Мацци еще плотнее прижал колени к груди и судорожно, нервно задвигал бровями вверх и вниз — это придало его лицу выражение воинственного негодования.

Тот же вопрос волновал всю роту. Правда, третья рота была не последней в очереди. Рот было семь или восемь. Однако это не приносило утешения. Третью роту не интересовали те неудачники, которые шли после нее: это была их забота. Третью роту интересовали только те счастливцы, которые шли перед ней: почему они не спешат, и как долго придется ждать?

Была еще одна причина для недовольства. Третья рота оказалась четвертой в очереди на высадку, что, естественно, вызывало возмущение. Но этого мало: случилось так, неизвестно по какой причине, что ее разместили среди чужих. Кроме еще одной роты, размещенной далеко в корме, третья была единственной ротой первого полка, назначенной на первый транспорт, и поэтому ее солдаты не знали никого в ротах, расположенных по обе стороны от нее.

— Если уж меня разнесет к чертовой матери, — мрачно размышлял Мацци, — не хочу, чтобы мои кишки и мясо перемешались с кучкой чужаков из другого полка, вроде этих бездельников. Уж пусть лучше это будет мое подразделение.

— Не говори так! — закричал Тиллс. — Ради бога!

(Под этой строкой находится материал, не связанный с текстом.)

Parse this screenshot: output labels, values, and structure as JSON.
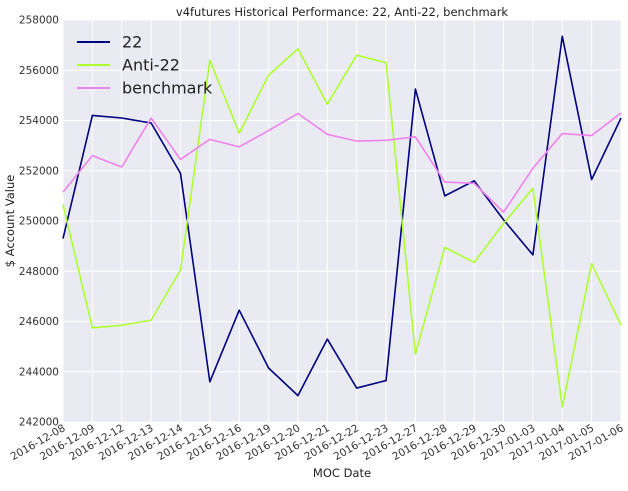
{
  "chart_data": {
    "type": "line",
    "title": "v4futures Historical Performance: 22, Anti-22, benchmark",
    "xlabel": "MOC Date",
    "ylabel": "$ Account Value",
    "categories": [
      "2016-12-08",
      "2016-12-09",
      "2016-12-12",
      "2016-12-13",
      "2016-12-14",
      "2016-12-15",
      "2016-12-16",
      "2016-12-19",
      "2016-12-20",
      "2016-12-21",
      "2016-12-22",
      "2016-12-23",
      "2016-12-27",
      "2016-12-28",
      "2016-12-29",
      "2016-12-30",
      "2017-01-03",
      "2017-01-04",
      "2017-01-05",
      "2017-01-06"
    ],
    "ylim": [
      242000,
      258000
    ],
    "yticks": [
      "242000",
      "244000",
      "246000",
      "248000",
      "250000",
      "252000",
      "254000",
      "256000",
      "258000"
    ],
    "grid": true,
    "background": "#eaeaf2",
    "legend": "top-left",
    "series": [
      {
        "name": "22",
        "color": "#000080",
        "values": [
          249300,
          254200,
          254100,
          253900,
          251900,
          243600,
          246450,
          244150,
          243050,
          245300,
          243350,
          243650,
          255250,
          251000,
          251600,
          250050,
          248650,
          257350,
          251650,
          254100
        ]
      },
      {
        "name": "Anti-22",
        "color": "#adff2f",
        "values": [
          250650,
          245750,
          245850,
          246050,
          248050,
          256400,
          253500,
          255800,
          256850,
          254650,
          256600,
          256300,
          244700,
          248950,
          248350,
          249900,
          251300,
          242600,
          248300,
          245850
        ]
      },
      {
        "name": "benchmark",
        "color": "#ee82ee",
        "values": [
          251150,
          252600,
          252150,
          254100,
          252450,
          253250,
          252950,
          253600,
          254280,
          253450,
          253180,
          253210,
          253350,
          251550,
          251500,
          250350,
          252100,
          253480,
          253400,
          254300
        ]
      }
    ]
  }
}
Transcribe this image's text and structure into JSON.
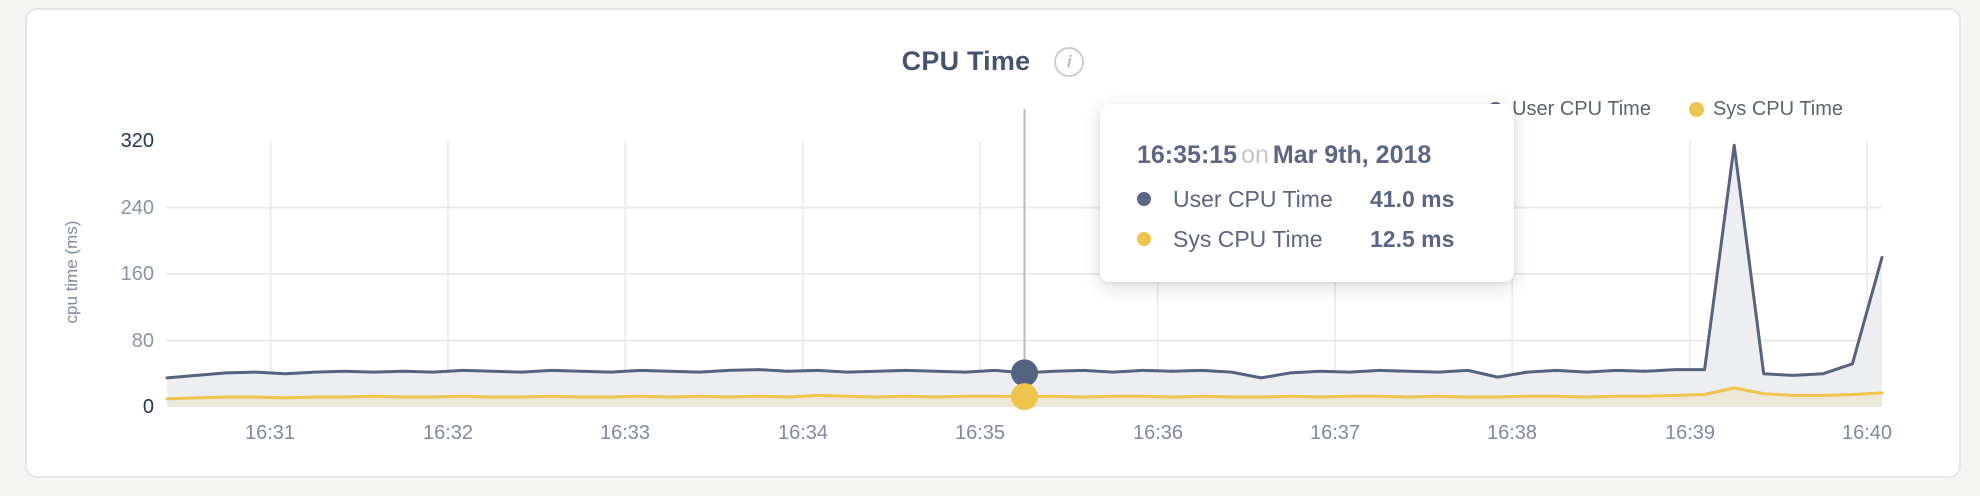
{
  "header": {
    "title": "CPU Time",
    "info_icon": "i"
  },
  "legend": {
    "items": [
      {
        "label": "User CPU Time",
        "color": "#5a6782"
      },
      {
        "label": "Sys CPU Time",
        "color": "#efc44d"
      }
    ]
  },
  "tooltip": {
    "time": "16:35:15",
    "conj": "on",
    "date": "Mar 9th, 2018",
    "rows": [
      {
        "label": "User CPU Time",
        "value": "41.0 ms",
        "color": "#5a6782"
      },
      {
        "label": "Sys CPU Time",
        "value": "12.5 ms",
        "color": "#efc44d"
      }
    ]
  },
  "chart_data": {
    "type": "area",
    "title": "CPU Time",
    "xlabel": "",
    "ylabel": "cpu time (ms)",
    "ylim": [
      0,
      320
    ],
    "yticks": [
      0,
      80,
      160,
      240,
      320
    ],
    "xticks": [
      "16:31",
      "16:32",
      "16:33",
      "16:34",
      "16:35",
      "16:36",
      "16:37",
      "16:38",
      "16:39",
      "16:40"
    ],
    "x_start": "16:30:25",
    "x_end": "16:40:05",
    "x_interval_s": 10,
    "grid": true,
    "legend_position": "top-right",
    "colors": {
      "h_gridline": "#eaeaea",
      "v_gridline": "#ededed",
      "crosshair": "#bbbbbb",
      "y_tick_major": "#22375c",
      "y_tick_minor": "#8a92a6",
      "x_tick": "#7e89a3"
    },
    "series": [
      {
        "name": "User CPU Time",
        "color": "#54637f",
        "fill": "#eceef2",
        "values": [
          35,
          38,
          41,
          42,
          40,
          42,
          43,
          42,
          43,
          42,
          44,
          43,
          42,
          44,
          43,
          42,
          44,
          43,
          42,
          44,
          45,
          43,
          44,
          42,
          43,
          44,
          43,
          42,
          44,
          41,
          43,
          44,
          42,
          44,
          43,
          44,
          42,
          35,
          41,
          43,
          42,
          44,
          43,
          42,
          44,
          36,
          42,
          44,
          42,
          44,
          43,
          45,
          45,
          315,
          40,
          38,
          40,
          52,
          180
        ]
      },
      {
        "name": "Sys CPU Time",
        "color": "#efc44d",
        "fill": "rgba(239,196,77,0.16)",
        "values": [
          10,
          11,
          12,
          12,
          11,
          12,
          12,
          13,
          12,
          12,
          13,
          12,
          12,
          13,
          12,
          12,
          13,
          12,
          13,
          12,
          13,
          12,
          14,
          13,
          12,
          13,
          12,
          13,
          13,
          12.5,
          13,
          12,
          13,
          13,
          12,
          13,
          12,
          12,
          13,
          12,
          13,
          13,
          12,
          13,
          12,
          12,
          13,
          13,
          12,
          13,
          13,
          14,
          15,
          23,
          16,
          14,
          14,
          15,
          17
        ]
      }
    ],
    "highlight": {
      "index": 29,
      "time": "16:35:15",
      "date": "Mar 9th, 2018",
      "values_ms": [
        41.0,
        12.5
      ]
    }
  }
}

— Знаешь, — продолжал Мацци, — когда подумаешь, что самолеты, может быть, как раз теперь летят над нами…

— Да не выдумывай, Мацци!

Другие солдаты третьей роты по-своему, как могли, отвлекались от мрачных мыслей. Со своей выгодной позиции у переборки сходного трапа Мацци и Тиллс могли наблюдать за деятельностью по крайней мере половины третьей роты. В одном месте затеяли игру в очко. В другом месте шла игра в кости, такая же беспокойная. Еще в одном месте рядовой первого класса Нилли Кумбс вытащил колоду карт, с которой никогда не расставался (все подозревали, что они крапленые, но никто не мог это доказать), и затеял обычную игру в покер. Пользуясь всеобщим волнением, он обыгрывал товарищей, хотя и сам волновался немало.

Стоявшие или сидевшие кое-где группки солдат вели тихий разговор. Широко открытые глаза были устремлены в одну точку, и солдаты едва ли слышали, о чем идет речь. Кое-кто тщательно проверял и перепроверял свои винтовки и снаряжение или просто сидел, глядя на них. Молодой сержант Маккрон, заботливый, как наседка, лично проверял каждый предмет снаряжения солдат своего отделения, состоявшего почти полностью из призывников, будто от этого зависели их здоровье и жизнь. Сержант Бек, чуть постарше Маккрона, строгий командир с шестилетним стажем, тоже педантично осматривал винтовки своего отделения.